Drilling begins 3 miles from epicenter of BP oil spill


Just 3 miles from the catastrophic BP spill in the Gulf of Mexico, a Louisiana company is seeking to unlock the same oil and natural gas that turned into a deadly disaster.

Drilling has begun in the closest work yet to the Macondo well, which blew wild on April 20, 2010, killing 11 people and fouling the Gulf with as much as 172 million gallons of crude in the nation’s worst oil spill. Federal regulators gave their blessing last month to LLOG Exploration Offshore LLC. to drill the first new well in the same footprint where BP was digging before.

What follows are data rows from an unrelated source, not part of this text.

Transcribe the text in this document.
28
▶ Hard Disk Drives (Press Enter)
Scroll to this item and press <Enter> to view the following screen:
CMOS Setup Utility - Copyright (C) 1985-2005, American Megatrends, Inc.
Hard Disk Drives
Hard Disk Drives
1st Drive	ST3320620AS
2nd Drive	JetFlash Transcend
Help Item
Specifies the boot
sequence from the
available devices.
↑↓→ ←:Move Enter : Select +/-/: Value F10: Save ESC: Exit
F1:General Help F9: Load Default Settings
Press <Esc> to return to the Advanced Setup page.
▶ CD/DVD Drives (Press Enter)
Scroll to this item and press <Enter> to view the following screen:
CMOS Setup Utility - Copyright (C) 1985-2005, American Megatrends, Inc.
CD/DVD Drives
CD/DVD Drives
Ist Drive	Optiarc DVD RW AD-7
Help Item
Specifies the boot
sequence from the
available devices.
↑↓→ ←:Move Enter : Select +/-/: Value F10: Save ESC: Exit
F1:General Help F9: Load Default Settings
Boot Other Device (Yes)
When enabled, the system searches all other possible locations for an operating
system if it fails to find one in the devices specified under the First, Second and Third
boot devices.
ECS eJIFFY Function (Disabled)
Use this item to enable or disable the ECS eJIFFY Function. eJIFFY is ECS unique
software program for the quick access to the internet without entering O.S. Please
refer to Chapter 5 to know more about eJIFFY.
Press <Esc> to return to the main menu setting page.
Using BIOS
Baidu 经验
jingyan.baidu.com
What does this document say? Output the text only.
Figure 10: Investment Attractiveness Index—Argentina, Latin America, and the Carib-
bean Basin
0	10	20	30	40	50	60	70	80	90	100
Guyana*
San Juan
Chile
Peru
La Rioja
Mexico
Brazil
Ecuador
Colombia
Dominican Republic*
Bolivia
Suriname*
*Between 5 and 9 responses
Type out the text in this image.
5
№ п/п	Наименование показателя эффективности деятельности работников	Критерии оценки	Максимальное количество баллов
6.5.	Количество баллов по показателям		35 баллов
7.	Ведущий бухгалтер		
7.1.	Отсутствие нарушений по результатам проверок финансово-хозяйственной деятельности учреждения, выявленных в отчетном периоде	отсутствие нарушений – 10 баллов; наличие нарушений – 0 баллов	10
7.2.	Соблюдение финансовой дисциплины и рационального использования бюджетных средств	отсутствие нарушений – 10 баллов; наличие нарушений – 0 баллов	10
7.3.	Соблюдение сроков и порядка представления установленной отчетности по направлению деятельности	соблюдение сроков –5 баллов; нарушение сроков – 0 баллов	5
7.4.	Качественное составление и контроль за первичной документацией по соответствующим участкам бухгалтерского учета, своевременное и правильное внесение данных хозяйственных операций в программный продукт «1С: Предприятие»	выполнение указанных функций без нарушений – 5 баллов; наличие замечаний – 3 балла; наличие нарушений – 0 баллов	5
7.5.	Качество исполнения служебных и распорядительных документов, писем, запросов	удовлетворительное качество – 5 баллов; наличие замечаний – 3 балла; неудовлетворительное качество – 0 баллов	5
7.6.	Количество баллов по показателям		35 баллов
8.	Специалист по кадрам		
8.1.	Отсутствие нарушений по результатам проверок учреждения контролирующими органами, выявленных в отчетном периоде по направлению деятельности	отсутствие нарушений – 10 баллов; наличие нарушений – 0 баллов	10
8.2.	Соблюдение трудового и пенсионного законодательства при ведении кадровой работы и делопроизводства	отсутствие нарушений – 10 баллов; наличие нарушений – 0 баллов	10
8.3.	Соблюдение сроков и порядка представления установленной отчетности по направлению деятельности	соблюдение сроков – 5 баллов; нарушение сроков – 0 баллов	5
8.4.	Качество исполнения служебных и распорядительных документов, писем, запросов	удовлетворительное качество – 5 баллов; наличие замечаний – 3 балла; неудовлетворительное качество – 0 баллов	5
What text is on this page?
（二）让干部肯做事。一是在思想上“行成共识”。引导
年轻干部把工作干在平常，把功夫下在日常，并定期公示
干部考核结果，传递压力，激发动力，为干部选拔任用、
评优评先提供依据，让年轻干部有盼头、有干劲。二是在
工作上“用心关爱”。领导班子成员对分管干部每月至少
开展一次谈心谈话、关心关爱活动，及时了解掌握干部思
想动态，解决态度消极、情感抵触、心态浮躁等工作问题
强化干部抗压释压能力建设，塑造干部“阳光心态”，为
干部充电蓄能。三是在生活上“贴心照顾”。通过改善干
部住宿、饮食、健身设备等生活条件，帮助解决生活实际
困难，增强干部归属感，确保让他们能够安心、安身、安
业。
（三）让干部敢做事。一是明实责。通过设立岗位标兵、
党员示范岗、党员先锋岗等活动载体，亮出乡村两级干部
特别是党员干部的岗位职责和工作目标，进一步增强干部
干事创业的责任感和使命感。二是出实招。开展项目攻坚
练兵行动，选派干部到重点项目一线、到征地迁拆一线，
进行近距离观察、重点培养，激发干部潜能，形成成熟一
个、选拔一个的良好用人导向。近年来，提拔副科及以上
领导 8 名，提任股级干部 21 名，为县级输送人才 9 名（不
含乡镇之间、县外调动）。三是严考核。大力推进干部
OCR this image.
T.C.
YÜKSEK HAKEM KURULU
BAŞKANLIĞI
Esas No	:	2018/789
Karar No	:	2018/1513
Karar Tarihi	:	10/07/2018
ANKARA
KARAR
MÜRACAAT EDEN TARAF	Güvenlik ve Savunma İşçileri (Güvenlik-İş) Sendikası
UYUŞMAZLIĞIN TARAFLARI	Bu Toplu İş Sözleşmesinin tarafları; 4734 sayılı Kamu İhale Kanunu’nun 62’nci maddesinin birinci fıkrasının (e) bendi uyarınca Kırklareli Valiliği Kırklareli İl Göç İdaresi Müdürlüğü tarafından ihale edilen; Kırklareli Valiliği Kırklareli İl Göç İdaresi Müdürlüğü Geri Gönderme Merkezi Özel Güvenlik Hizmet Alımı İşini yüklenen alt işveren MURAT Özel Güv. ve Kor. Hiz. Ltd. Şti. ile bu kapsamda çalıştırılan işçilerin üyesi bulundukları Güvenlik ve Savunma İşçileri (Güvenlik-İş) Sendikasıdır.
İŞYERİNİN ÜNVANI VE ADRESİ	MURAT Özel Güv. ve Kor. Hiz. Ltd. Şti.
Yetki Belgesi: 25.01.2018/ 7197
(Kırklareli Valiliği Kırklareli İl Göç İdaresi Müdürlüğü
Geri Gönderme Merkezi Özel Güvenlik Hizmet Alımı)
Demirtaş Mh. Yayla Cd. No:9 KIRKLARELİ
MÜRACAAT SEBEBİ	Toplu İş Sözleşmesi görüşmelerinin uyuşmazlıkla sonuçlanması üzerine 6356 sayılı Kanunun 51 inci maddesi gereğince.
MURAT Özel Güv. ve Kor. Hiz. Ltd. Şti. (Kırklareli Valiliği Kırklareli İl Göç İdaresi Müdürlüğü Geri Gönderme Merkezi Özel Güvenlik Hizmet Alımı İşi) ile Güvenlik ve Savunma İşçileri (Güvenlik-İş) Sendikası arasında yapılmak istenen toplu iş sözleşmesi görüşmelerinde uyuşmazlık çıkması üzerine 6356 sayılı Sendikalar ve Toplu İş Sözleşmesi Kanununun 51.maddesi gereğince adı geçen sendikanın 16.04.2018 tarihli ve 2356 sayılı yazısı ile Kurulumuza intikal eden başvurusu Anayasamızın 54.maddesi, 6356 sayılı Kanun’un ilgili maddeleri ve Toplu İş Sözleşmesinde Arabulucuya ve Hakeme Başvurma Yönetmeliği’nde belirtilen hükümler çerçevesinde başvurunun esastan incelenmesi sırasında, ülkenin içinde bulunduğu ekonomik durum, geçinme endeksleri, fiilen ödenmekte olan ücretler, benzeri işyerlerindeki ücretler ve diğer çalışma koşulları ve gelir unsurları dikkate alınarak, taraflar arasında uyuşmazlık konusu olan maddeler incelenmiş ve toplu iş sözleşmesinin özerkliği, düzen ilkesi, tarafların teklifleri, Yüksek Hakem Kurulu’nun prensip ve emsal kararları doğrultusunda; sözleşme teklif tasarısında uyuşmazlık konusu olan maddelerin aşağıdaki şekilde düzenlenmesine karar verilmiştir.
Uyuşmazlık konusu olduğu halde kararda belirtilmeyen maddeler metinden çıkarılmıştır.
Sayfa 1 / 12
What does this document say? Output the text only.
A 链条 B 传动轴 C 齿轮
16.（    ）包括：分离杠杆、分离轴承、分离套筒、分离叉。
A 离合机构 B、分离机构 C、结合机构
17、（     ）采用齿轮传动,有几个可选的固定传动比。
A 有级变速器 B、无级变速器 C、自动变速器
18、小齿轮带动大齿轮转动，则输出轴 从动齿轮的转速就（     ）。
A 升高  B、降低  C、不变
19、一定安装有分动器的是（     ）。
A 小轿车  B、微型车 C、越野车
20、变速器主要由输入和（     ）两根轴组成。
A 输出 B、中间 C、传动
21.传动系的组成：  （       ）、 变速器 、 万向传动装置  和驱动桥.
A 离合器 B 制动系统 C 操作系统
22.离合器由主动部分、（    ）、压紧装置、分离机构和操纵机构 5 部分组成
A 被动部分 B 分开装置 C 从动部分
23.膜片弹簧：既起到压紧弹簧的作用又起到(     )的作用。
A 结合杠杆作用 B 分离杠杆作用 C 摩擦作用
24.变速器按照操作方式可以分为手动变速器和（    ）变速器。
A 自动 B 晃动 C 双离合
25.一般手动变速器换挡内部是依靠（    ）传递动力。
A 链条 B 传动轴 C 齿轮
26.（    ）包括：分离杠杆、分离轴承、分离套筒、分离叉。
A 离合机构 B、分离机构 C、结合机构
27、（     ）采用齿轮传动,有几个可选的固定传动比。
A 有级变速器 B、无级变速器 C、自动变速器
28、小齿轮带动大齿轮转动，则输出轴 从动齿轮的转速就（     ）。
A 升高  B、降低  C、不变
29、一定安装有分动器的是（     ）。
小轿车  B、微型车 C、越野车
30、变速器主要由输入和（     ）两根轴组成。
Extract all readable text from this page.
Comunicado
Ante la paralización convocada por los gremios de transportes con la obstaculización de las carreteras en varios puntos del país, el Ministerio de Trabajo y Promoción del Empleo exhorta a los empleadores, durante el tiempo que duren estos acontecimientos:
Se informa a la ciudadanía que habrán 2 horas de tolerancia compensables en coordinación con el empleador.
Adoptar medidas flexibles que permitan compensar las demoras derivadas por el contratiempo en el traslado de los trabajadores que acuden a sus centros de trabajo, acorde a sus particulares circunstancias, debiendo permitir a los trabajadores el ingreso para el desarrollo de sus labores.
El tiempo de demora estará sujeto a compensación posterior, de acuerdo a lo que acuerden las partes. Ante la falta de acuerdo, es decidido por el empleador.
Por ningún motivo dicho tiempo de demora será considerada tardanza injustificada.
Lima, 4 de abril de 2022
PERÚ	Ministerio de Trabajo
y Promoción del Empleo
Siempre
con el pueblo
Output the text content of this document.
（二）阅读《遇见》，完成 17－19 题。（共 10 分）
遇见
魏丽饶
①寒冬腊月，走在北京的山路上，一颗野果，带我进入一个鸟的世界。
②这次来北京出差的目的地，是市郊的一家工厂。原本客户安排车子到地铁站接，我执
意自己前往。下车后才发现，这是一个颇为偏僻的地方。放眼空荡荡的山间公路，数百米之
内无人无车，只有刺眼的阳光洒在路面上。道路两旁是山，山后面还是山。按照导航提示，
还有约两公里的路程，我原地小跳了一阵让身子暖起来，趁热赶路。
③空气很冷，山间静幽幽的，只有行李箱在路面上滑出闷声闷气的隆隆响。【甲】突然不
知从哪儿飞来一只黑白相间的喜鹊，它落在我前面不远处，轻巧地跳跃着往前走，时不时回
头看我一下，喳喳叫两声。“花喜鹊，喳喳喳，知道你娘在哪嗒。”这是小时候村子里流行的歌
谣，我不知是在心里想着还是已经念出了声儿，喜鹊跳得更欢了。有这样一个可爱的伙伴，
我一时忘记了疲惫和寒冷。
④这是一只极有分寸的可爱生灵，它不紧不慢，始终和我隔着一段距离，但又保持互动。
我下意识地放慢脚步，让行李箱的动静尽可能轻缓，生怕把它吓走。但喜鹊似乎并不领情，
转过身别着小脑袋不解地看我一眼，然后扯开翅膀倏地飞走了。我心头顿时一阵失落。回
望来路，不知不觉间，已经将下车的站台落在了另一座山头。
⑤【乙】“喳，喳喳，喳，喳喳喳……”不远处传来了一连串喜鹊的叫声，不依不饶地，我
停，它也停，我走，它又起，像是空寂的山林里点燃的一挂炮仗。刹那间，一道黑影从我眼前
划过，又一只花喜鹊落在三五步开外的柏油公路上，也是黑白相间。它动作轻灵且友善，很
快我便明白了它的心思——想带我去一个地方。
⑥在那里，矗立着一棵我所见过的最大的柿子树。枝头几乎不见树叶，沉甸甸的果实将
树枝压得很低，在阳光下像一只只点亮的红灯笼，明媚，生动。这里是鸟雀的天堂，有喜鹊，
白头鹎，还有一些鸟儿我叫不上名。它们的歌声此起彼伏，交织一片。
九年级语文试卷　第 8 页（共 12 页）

The resumption of drilling at the former BP site comes as the oil industry pushes into ever deeper and riskier reservoirs in the Gulf. It reflects renewed industry confidence - even as critics say not enough has been done to ensure another disaster is avoided.

“Now that five years have passed it seems that some of the emotions are less raw,” said Pavel Molchanov, an energy analyst with the investment firm Raymond James in Houston.

If anything, drilling into BP’s Macondo reservoir may be safer now, he said.

“Just because there was a spill there doesn’t mean it’s more dangerous,” he said. “It could make it less dangerous considering how much the seabed there has been studied.”

Paul Bommer, a petroleum engineer at the University of Texas at Austin and a member of national panels investigating the BP disaster, said it was only a matter of time before drilling would resume there.

There is just too much money at stake.

Yet LLOG’s own exploration plans provide a window into the potential risks.

In September exploration plans, LLOG estimated its worst-case scenario for an uncontrolled blowout could unleash 252 million gallons of oil over the course of 109 days. By comparison, the BP spill lasted 87 days and resulted in as much as 172 million gallons of oil pouring into the Gulf.

“Our commitment is to not allow such an event to occur again,” said Rick Fowler, the vice president for deep-water projects at LLOG.

Fowler said the shallow part of the well has been drilled and that the deeper section will be completed later this year.

LLOG’s permit to drill a new well was approved April 13 by the Bureau of Safety and Environmental Enforcement, which oversees offshore oil and gas drilling operations.

Lars Herbst, the agency’s regional director, said in a statement that LLOG had demonstrated it could be trusted.

“In order to obtain a permit to drill LLOG had to meet new standards for well-design, casing, and cementing which include a professional engineer certification,” he said.

But Liz Birnbaum, former director of the Minerals Management Service, the former agency that oversaw oil drilling at the time of the BP spill, said allowing drillers to go after that oil is cause for concern because regulations covering well-control are not in effect and years away from being mandatory.

Five years ago, BP, its contractors and federal regulators struggled to contain the blowout and kill the out-of-control well. In all, the federal government calculated that about 172 million gallons spilled into the Gulf. BP put the number much lower, closer to 100 million gallons.

Richard Charter, a senior fellow with the Ocean Foundation and a longtime industry watchdog, said drilling into that reservoir has proved very dangerous and highly technical, and it raises questions about whether LLOG has the financial means to respond to a blowout similar to BP’s.

The shallow part of the well was dug by the Sevan Louisiana, a rig owned by Sevan Drilling ASA, a large international drilling company based in Oslo, Norway. Another rig, the Seadrill West Neptune, will complete the well.

Since 2010, LLOG has drilled eight wells in the area in “analogous reservoirs at similar depths and pressures,” Fowler said. The company has drilled more than 50 deep-water wells in the Gulf since 2002, he said.

The company already has drilled three wells in the vicinity that tap into the same reservoir BP was going after in 2010. He said those wells were drilled without problems.

He said the company has studied the investigations into the Macondo disaster and “ensured the lessons from those reports are accounted for in our design and well procedures.”

BP spokesman Brett Clanton said an area even closer to the well, owned by BP, is an “exclusion zone” where oil and gas operations are off-limits both “out of respect for the victims” and to allow BP “to perform any response activities related to the accident.”